Вместе с Сударем и Тритоном к машине спустились целых четыре телохранителя, которые поглядывали на Ганса с ясно различимой неприязнью и подозрением. Ему же было на них наплевать.
Он подошел к машине и распахнул заднюю дверь. Зрители вгляделись в полумрак фургона, затем дружно отпрянули.
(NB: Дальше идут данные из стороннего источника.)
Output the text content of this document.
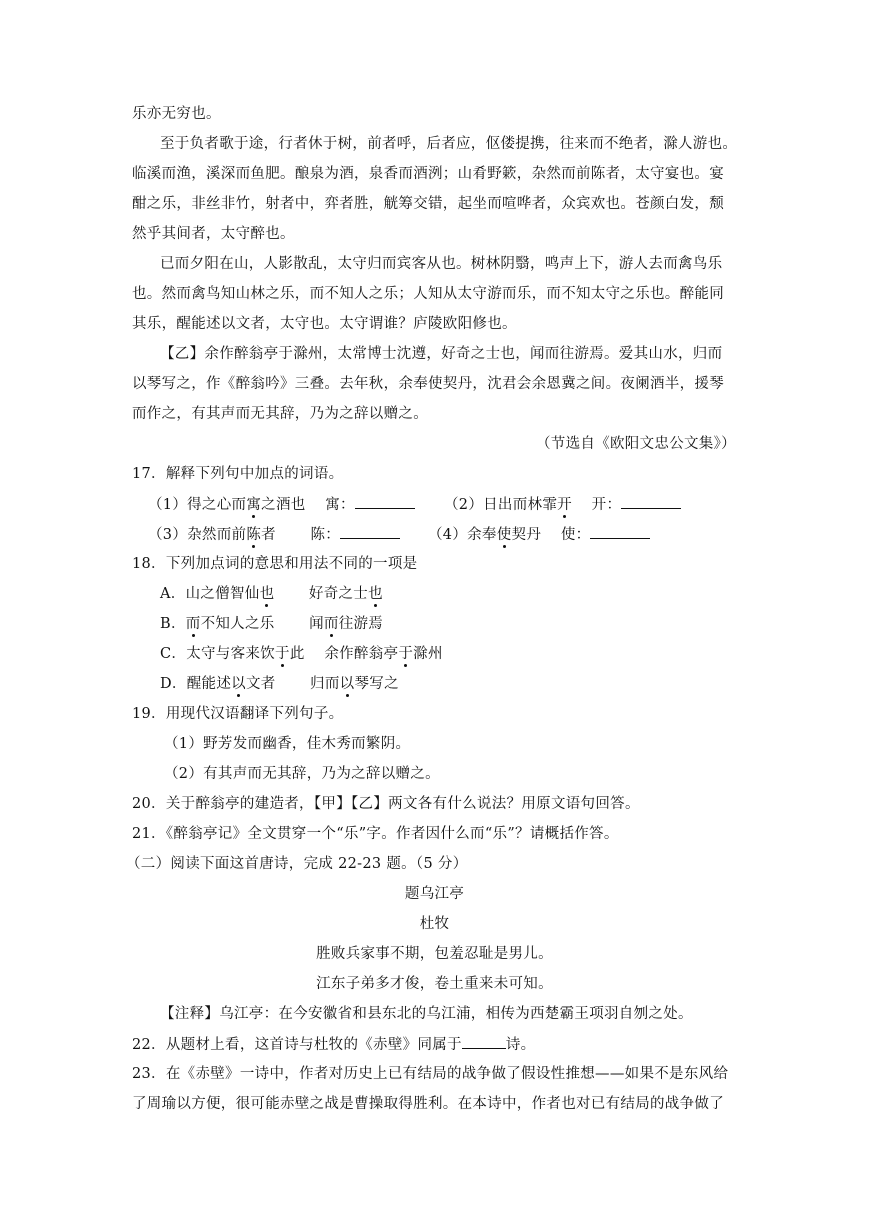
乐亦无穷也。
至于负者歌于途，行者休于树，前者呼，后者应，伛偻提携，往来而不绝者，滁人游也。
临溪而渔，溪深而鱼肥。酿泉为酒，泉香而酒洌；山肴野簌，杂然而前陈者，太守宴也。宴
酣之乐，非丝非竹，射者中，弈者胜，觥筹交错，起坐而喧哗者，众宾欢也。苍颜白发，颓
然乎其间者，太守醉也。
已而夕阳在山，人影散乱，太守归而宾客从也。树林阴翳，鸣声上下，游人去而禽鸟乐
也。然而禽鸟知山林之乐，而不知人之乐；人知从太守游而乐，而不知太守之乐也。醉能同
其乐，醒能述以文者，太守也。太守谓谁？庐陵欧阳修也。
【乙】余作醉翁亭于滁州，太常博士沈遵，好奇之士也，闻而往游焉。爱其山水，归而
以琴写之，作《醉翁吟》三叠。去年秋，余奉使契丹，沈君会余恩冀之间。夜阑酒半，援琴
而作之，有其声而无其辞，乃为之辞以赠之。
（节选自《欧阳文忠公文集》）
17．解释下列句中加点的词语。
（1）得之心而寓之酒也　 寓：	（2）日出而林霏开　 开：
（3）杂然而前陈者　　 陈：	（4）余奉使契丹　 使：
18．下列加点词的意思和用法不同的一项是
A．山之僧智仙也　　 好奇之士也
B．而不知人之乐　　 闻而往游焉
C．太守与客来饮于此　 余作醉翁亭于滁州
D．醒能述以文者　　 归而以琴写之
19．用现代汉语翻译下列句子。
（1）野芳发而幽香，佳木秀而繁阴。
（2）有其声而无其辞，乃为之辞以赠之。
20．关于醉翁亭的建造者，【甲】【乙】两文各有什么说法？用原文语句回答。
21．《醉翁亭记》全文贯穿一个“乐”字。作者因什么而“乐”？请概括作答。
（二）阅读下面这首唐诗，完成 22-23 题。（5 分）
题乌江亭
杜牧
胜败兵家事不期，包羞忍耻是男儿。
江东子弟多才俊，卷土重来未可知。
【注释】乌江亭：在今安徽省和县东北的乌江浦，相传为西楚霸王项羽自刎之处。
22．从题材上看，这首诗与杜牧的《赤壁》同属于	诗。
23．在《赤壁》一诗中，作者对历史上已有结局的战争做了假设性推想——如果不是东风给
了周瑜以方便，很可能赤壁之战是曹操取得胜利。在本诗中，作者也对已有结局的战争做了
– Он на цепи, – сквозь усмешку сказал Ганс. – Не выскочит,
– И что это? – выдавил ошарашенный Сударев, глядя из-за спин таких же ошарашенных охранников. Жуткое колючее существо, затаившееся в полумраке, неподвижными желтыми глазами глядело на зрителей. Иногда оно вздрагивало, и тогда костяные иглы бились друг о друга, производя какой-то зловещий звук.
Ганс заметил, что двое охранников сунули руки под пиджаки, держась за пистолеты.
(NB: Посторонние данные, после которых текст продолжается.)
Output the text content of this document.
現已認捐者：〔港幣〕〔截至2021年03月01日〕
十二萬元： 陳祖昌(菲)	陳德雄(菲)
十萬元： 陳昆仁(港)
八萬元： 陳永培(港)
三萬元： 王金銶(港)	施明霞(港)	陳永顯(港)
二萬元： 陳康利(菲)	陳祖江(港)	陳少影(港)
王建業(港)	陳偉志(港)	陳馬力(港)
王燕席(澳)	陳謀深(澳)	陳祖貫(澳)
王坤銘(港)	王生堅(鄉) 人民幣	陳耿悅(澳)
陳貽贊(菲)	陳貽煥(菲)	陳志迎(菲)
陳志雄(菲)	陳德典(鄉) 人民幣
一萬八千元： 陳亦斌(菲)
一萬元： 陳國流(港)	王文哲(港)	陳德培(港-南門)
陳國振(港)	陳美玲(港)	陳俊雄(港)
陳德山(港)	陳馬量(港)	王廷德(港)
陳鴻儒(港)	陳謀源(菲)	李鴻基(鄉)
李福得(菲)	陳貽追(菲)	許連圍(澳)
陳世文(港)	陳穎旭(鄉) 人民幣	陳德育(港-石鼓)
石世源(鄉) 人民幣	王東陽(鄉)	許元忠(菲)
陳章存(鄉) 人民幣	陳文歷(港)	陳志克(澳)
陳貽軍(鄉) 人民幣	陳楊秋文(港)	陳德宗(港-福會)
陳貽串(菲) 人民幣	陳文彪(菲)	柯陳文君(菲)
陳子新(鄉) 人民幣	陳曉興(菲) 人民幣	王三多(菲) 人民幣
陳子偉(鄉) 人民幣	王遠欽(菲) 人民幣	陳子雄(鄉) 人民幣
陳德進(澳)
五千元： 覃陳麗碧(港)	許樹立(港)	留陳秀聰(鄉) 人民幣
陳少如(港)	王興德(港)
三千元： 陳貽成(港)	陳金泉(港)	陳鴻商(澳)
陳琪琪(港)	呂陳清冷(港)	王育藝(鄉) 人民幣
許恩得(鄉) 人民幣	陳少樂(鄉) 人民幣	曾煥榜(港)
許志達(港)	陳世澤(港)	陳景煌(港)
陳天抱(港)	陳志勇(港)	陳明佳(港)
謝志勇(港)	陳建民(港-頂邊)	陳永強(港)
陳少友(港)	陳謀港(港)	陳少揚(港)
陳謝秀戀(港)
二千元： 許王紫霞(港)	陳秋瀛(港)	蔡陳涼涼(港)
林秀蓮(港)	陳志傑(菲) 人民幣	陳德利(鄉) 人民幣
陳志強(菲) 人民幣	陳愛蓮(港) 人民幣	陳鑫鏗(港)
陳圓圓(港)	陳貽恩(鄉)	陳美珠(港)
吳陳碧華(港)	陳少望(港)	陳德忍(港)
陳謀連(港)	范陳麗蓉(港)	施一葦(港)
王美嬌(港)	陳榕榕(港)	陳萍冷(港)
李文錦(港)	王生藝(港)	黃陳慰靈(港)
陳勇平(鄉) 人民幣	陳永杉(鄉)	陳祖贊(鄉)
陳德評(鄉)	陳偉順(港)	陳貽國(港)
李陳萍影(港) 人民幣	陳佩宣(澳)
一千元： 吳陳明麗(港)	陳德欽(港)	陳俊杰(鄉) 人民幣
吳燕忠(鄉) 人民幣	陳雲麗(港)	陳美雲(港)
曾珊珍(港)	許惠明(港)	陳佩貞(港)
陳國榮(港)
– А вы стрельните по нему разок, – предложил он. – Он пулю держит.
Существо вдруг задвигалось, вжалось в угол и часто-часто заморгало. А затем произошло вовсе невероятное. Из горла его донесся хрип, в котором можно было различить слова:
– Не надо стрелять... Пожалуйста, не надо...
Даже железобетонные охранники побледнели. Они затихли, судорожно сведя пальцы на пистолетах, готовые всадить сотню грамм свинца в говорящее чудище, если только оно посмеет слишком резко шевельнуться. Тритон стоял с открытым ртом, не издавая ни звука. Недоеденный шашлык вывалился из его руки.
– Так, – проговорил Сударев, мало-мальски справившись с первым испугом. – И что дальше?
– Дальше – я пас, – ответил Ганс. – Дальше вы сами придумывайте. Вы – голова, а я так... Я только думаю, что на этом можно чемоданы денег срубить. А вы сами решайте – в цирке его показывать или сажать на цепь дом охранять... А если на разбор десяток таких зверушек выставить?
– И ты хочешь получить за него долю? – утвердительно спросил Сударев.
– Хотелось бы, – хмыкнул Ганс. – Наверно, какой-нибудь заграничный институт за него целый грузовик "зелени" выставит.